I. La validité de l’encadrement de l’activité de transport
A. L’exercice d’une compétence normative locale
Le Conseil d’État précise que la collectivité « fixe les règles applicables » en matière de circulation et de transports routiers en vertu du code général des collectivités territoriales. Cette habilitation législative permet à l’autorité délibérante d’apporter des limitations à la liberté d’entreprendre, à la condition qu’elles soient justifiées par des impératifs d’intérêt général. Le juge administratif contrôle ici la base légale de l’acte et rejette le moyen tiré d’un vice de forme lié à l’absence de signature du président. La délibération s’inscrit ainsi dans un cadre juridique régulier où l’administration locale dispose d’un pouvoir de police spéciale pour organiser la mobilité sur son territoire restreint.
B. Une atteinte proportionnée à la liberté d’entreprendre
L’objectif de garantir une offre équilibrée entre les différentes catégories de prestataires de services de transport constitue un motif d’intérêt général suffisant pour limiter l’activité économique. La juridiction souligne que le conseil territorial « n’a pas, eu égard au caractère d’intérêt général de l’objectif d’équilibre […], porté une atteinte disproportionnée au principe constitutionnel de liberté d’entreprendre ». Cette appréciation de la proportionnalité repose sur la mise en balance du nombre d’autorisations de taxi et des quotas imposés aux entreprises de transport occasionnel. Le droit de propriété n’est pas davantage méconnu puisque la réglementation n’entraîne pas une privation de bien mais organise seulement les modalités d’une exploitation commerciale.
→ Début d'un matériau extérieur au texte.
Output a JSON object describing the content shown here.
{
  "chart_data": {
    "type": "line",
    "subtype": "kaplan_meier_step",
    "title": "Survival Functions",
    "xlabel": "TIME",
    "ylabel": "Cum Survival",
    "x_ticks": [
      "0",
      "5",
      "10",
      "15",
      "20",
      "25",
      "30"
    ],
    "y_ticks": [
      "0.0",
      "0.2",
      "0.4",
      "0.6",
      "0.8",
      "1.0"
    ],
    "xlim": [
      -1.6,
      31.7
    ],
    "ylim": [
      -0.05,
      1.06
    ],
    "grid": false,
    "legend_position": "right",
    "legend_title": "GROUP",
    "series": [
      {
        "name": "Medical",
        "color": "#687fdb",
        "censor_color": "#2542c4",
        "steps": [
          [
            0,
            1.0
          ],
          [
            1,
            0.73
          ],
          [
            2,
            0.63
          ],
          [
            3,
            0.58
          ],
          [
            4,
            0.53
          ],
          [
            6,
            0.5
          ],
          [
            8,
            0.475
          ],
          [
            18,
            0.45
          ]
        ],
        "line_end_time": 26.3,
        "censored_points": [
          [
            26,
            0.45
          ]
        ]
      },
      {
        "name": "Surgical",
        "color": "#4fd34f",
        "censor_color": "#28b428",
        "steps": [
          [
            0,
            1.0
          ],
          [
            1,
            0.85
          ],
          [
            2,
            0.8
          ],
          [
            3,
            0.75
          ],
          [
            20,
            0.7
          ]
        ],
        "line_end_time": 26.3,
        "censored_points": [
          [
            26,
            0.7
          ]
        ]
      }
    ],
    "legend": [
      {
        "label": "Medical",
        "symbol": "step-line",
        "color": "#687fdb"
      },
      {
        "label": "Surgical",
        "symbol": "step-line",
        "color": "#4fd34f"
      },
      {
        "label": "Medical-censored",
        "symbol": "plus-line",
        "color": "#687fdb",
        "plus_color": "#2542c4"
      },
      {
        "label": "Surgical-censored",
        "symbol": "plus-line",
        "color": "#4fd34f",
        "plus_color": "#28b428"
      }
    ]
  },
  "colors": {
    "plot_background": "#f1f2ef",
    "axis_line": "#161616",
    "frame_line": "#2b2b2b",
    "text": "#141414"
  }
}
II. L’exigence de sécurité juridique dans la mise en œuvre de la réforme
A. Le constat d’une perturbation excessive de l’activité économique
La décision du 15 octobre 2025 relève que la nouvelle réglementation est entrée en vigueur seulement quinze jours après son adoption par le conseil territorial local. Cette application immédiate impose une réduction brutale de la flotte d’une entreprise qui exploitait vingt-trois véhicules avant l’intervention de la délibération litigieuse. Le juge administratif considère que cette situation engendre « des perturbations, qui, du fait de leur caractère excessif au regard de l’objectif poursuivi, méconnaissent le principe de sécurité juridique ». L’absence de délai raisonnable empêche l’opérateur économique de réorganiser ses moyens matériels et humains sans subir un préjudice financier immédiat et disproportionné par rapport au but recherché.
B. L’obligation impérative de prévoir des mesures transitoires
Le Conseil d’État censure la délibération pour excès de pouvoir en tant qu’elle ne comporte aucune disposition permettant aux entreprises concernées d’adapter leur flotte aux nouvelles contraintes. L’annulation partielle prononcée par la haute juridiction rappelle que l’autorité investie du pouvoir réglementaire doit édicter des mesures transitoires lorsque la règle nouvelle porte une atteinte excessive. Cette jurisprudence confirme que la sécurité juridique fait obstacle à une application trop soudaine d’un changement de réglementation qui bouleverserait l’équilibre économique des contrats en cours. L’administration devra donc compléter sa réglementation pour permettre une transition progressive vers le nouveau quota de véhicules autorisés afin de respecter les droits acquis des exploitants.